Совсем, как сейчас, прямо в этот миг.
Он очень четко и очень ясно сказал мне «нет», я его услышала. А Лизель строго-настрого запретила мне его теребить. Когда мы обсуждали с ней следующий шаг, она просто-напросто запретила мне его делать.
Даже обижаться и дуться было нельзя. Молчать? Да. Игнорировать его приглашения? Ради бога. Не разговаривать? В своем праве. Просто не нависать над ним грустным спаниелем, выпрашивая любовь.
Просто дружба мне не нужна, это я сказала. А что он сделает с этим знанием – это его дела.
Лизель встала, взяв ручонку Рене и Филипп, теперь уже никто не мешал обзору, резко поднял глаза от моей груди.
– Сынок, – сказала Марита очень деликатно. – Почему ты не хочешь сделать анализ… кхм… спрм?..
– Мы не могли бы поговорить о чем-то другом, помимо спермы? – поинтересовался Маркус, убедившись, что Рене не вернулся.
– Да, естественно! – тут же вскинулась Джессика. – У тебя-то есть дети!
– У тебя есть!
– У меня есть?! Она меня даже мамой ни разу не назвала! Мамой она звала ту долбаную собаку!

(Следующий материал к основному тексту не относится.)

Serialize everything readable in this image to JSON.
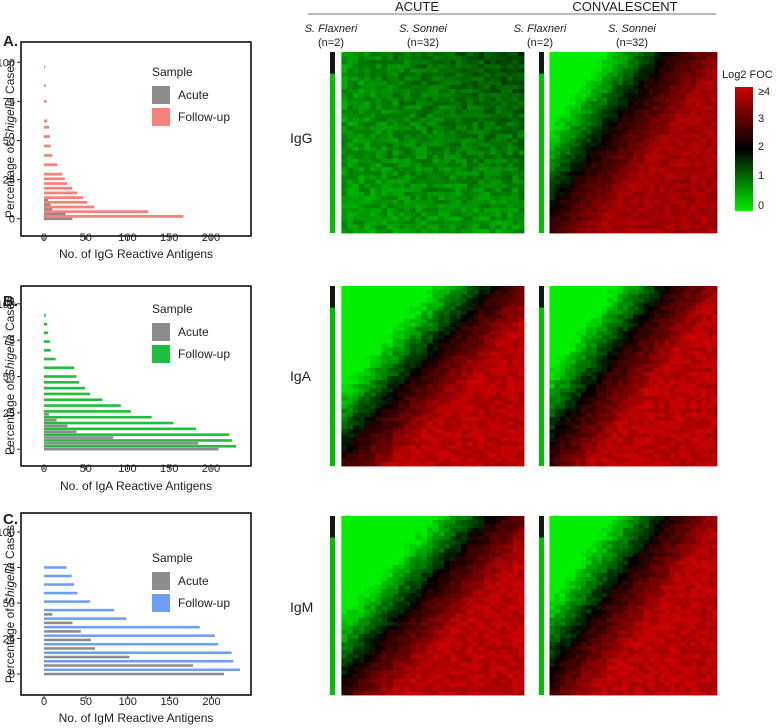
{
  "headers": {
    "acute": "ACUTE",
    "convalescent": "CONVALESCENT"
  },
  "columns": {
    "flexneri_name": "S. Flaxneri",
    "flexneri_n": "(n=2)",
    "sonnei_name": "S. Sonnei",
    "sonnei_n": "(n=32)"
  },
  "colorbar": {
    "title": "Log2 FOC",
    "ticks": [
      "≥4",
      "3",
      "2",
      "1",
      "0"
    ],
    "colors": [
      "#cc0000",
      "#000000",
      "#00ee00"
    ]
  },
  "ylabel_prefix": "Percentage of ",
  "ylabel_italic": "Shigella",
  "ylabel_suffix": " Cases",
  "chart_data": [
    {
      "type": "bar",
      "orientation": "horizontal",
      "panel": "A.",
      "row_label": "IgG",
      "xlabel": "No. of IgG Reactive Antigens",
      "xlim": [
        0,
        230
      ],
      "ylim": [
        -4,
        104
      ],
      "xticks": [
        "0",
        "50",
        "100",
        "150",
        "200"
      ],
      "yticks": [
        "0",
        "25",
        "50",
        "75",
        "100"
      ],
      "legend": {
        "title": "Sample",
        "placement": "top-right"
      },
      "series": [
        {
          "name": "Acute",
          "color": "#8c8c8c",
          "y": [
            0,
            3,
            6,
            9,
            12
          ],
          "values": [
            34,
            26,
            10,
            8,
            5
          ]
        },
        {
          "name": "Follow-up",
          "color": "#f4847a",
          "y": [
            1.5,
            4.5,
            7.5,
            10.5,
            13.5,
            16.5,
            19.5,
            22.5,
            25.5,
            28.5,
            34.5,
            40.5,
            46.5,
            52.5,
            58.5,
            62.5,
            75,
            85,
            97
          ],
          "values": [
            167,
            125,
            60,
            52,
            47,
            40,
            34,
            28,
            25,
            22,
            16,
            10,
            8,
            7,
            6,
            4,
            3,
            2,
            1
          ]
        }
      ]
    },
    {
      "type": "bar",
      "orientation": "horizontal",
      "panel": "B.",
      "row_label": "IgA",
      "xlabel": "No. of IgA Reactive Antigens",
      "xlim": [
        0,
        230
      ],
      "ylim": [
        -4,
        104
      ],
      "xticks": [
        "0",
        "50",
        "100",
        "150",
        "200"
      ],
      "yticks": [
        "0",
        "25",
        "50",
        "75",
        "100"
      ],
      "legend": {
        "title": "Sample",
        "placement": "top-right"
      },
      "series": [
        {
          "name": "Acute",
          "color": "#8c8c8c",
          "y": [
            0,
            4,
            8,
            12,
            16,
            20,
            24
          ],
          "values": [
            209,
            185,
            83,
            39,
            28,
            15,
            6
          ]
        },
        {
          "name": "Follow-up",
          "color": "#1ebf3c",
          "y": [
            2,
            6,
            10,
            14,
            18,
            22,
            26,
            30,
            34,
            38,
            42,
            46,
            50,
            56,
            62,
            68,
            74,
            80,
            86,
            92
          ],
          "values": [
            230,
            225,
            222,
            182,
            155,
            129,
            104,
            92,
            70,
            55,
            49,
            42,
            39,
            36,
            14,
            8,
            7,
            5,
            4,
            2
          ]
        }
      ]
    },
    {
      "type": "bar",
      "orientation": "horizontal",
      "panel": "C.",
      "row_label": "IgM",
      "xlabel": "No. of IgM Reactive Antigens",
      "xlim": [
        0,
        240
      ],
      "ylim": [
        -7,
        107
      ],
      "xticks": [
        "0",
        "50",
        "100",
        "150",
        "200"
      ],
      "yticks": [
        "0",
        "25",
        "50",
        "75",
        "100"
      ],
      "legend": {
        "title": "Sample",
        "placement": "top-right"
      },
      "series": [
        {
          "name": "Acute",
          "color": "#8c8c8c",
          "y": [
            0,
            6,
            12,
            18,
            24,
            30,
            36,
            42
          ],
          "values": [
            215,
            178,
            102,
            61,
            56,
            44,
            34,
            10
          ]
        },
        {
          "name": "Follow-up",
          "color": "#6f9ef5",
          "y": [
            3,
            9,
            15,
            21,
            27,
            33,
            39,
            45,
            51,
            57,
            63,
            69,
            75
          ],
          "values": [
            234,
            226,
            224,
            208,
            204,
            186,
            98,
            84,
            55,
            40,
            36,
            33,
            27
          ]
        }
      ]
    }
  ]
}
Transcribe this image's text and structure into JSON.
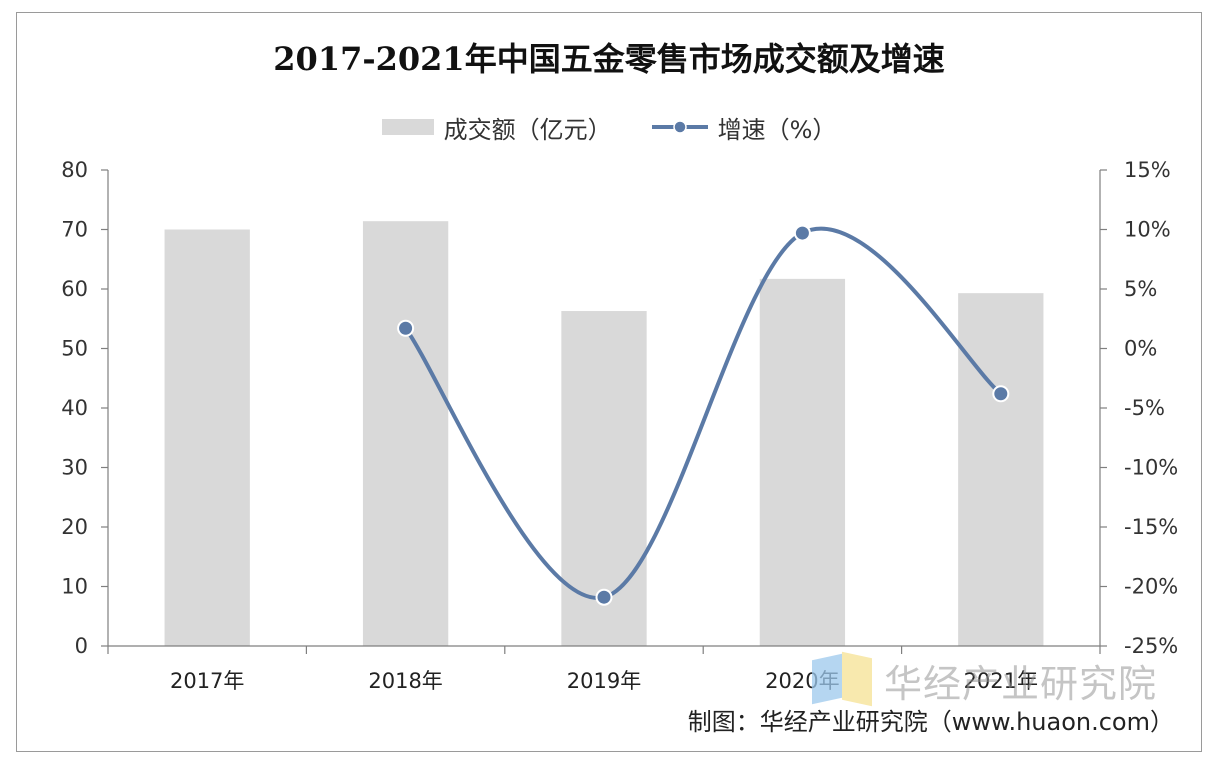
{
  "chart_data": {
    "type": "bar",
    "title": "2017-2021年中国五金零售市场成交额及增速",
    "categories": [
      "2017年",
      "2018年",
      "2019年",
      "2020年",
      "2021年"
    ],
    "series": [
      {
        "name": "成交额（亿元）",
        "type": "bar",
        "axis": "left",
        "values": [
          70,
          71.4,
          56.3,
          61.7,
          59.3
        ]
      },
      {
        "name": "增速（%）",
        "type": "line",
        "axis": "right",
        "values": [
          null,
          1.7,
          -20.9,
          9.7,
          -3.8
        ]
      }
    ],
    "ylim": [
      0,
      80
    ],
    "y_ticks": [
      "0",
      "10",
      "20",
      "30",
      "40",
      "50",
      "60",
      "70",
      "80"
    ],
    "y2lim": [
      -25,
      15
    ],
    "y2_ticks": [
      "-25%",
      "-20%",
      "-15%",
      "-10%",
      "-5%",
      "0%",
      "5%",
      "10%",
      "15%"
    ],
    "legend_position": "top-center",
    "grid": false,
    "colors": {
      "bar": "#d9d9d9",
      "line": "#5b7aa6"
    }
  },
  "legend": {
    "bar_label": "成交额（亿元）",
    "line_label": "增速（%）"
  },
  "watermark": "华经产业研究院",
  "source": "制图：华经产业研究院（www.huaon.com）"
}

– Грету, – вставила я. – Она была куда лучшей матерью.
– Да заткнись ты!
– Сама заткнись, – ответила я, закончив набирать сообщение. – По крайней мере, вязалась она легко.
Филипп закатил глаза.
– Я слышал, Грета умерла молодой.
– Так происходит лишь с лучшими, – ответила я.
Он улыбнулся уголком рта. Удивленный и даже, мне показалось, обрадованный тем, что я с ним заговорила.
– Чего ты лыбишься?! – прошипела Джесс. – Думаешь, в тебе Цезарь спит?!
Филипп взглянул на супругу и очень демонстративно сунул два пальца в рот.
Когда Фил брал ее в жены, – разведенную и с ребенком, – все знали, кто я и от кого. А если не знали, догадывались. Но все молчали: я была – Штрассенберг, была член семьи, рожденная в браке и благородно крещенная. Приличия были соблюдены, детали не обсуждались.
Штрассенберги всегда принимали Штрассенбергов, вне зависимости от дальности их родства и содержания банковского счета. А свои грехи отмаливали в семейных церквах. Да, нам, с традицией каждого второго мальчишку отправлять в семинарию, было бы глупо ходить в чужие.
Я почему-то не сомневалась: Себастьян знает, кто мой отец. И лишь потому я здесь. За его столом и принята в семью, как родная. Будь я на самом деле дочерью Маркуса, он не позволил бы этот брак.
Было время, две наши ветви пластались друг с другом не хуже Алой и Белой розы. Но те времена прошли. Теперь обе ветви поддерживали друг друга. Одна наследовала титул и герб, другая ссужала их деньгами взамен на право иметь салфетки с гербом. Лишь граф и Маркус грызлись, словно два грифа.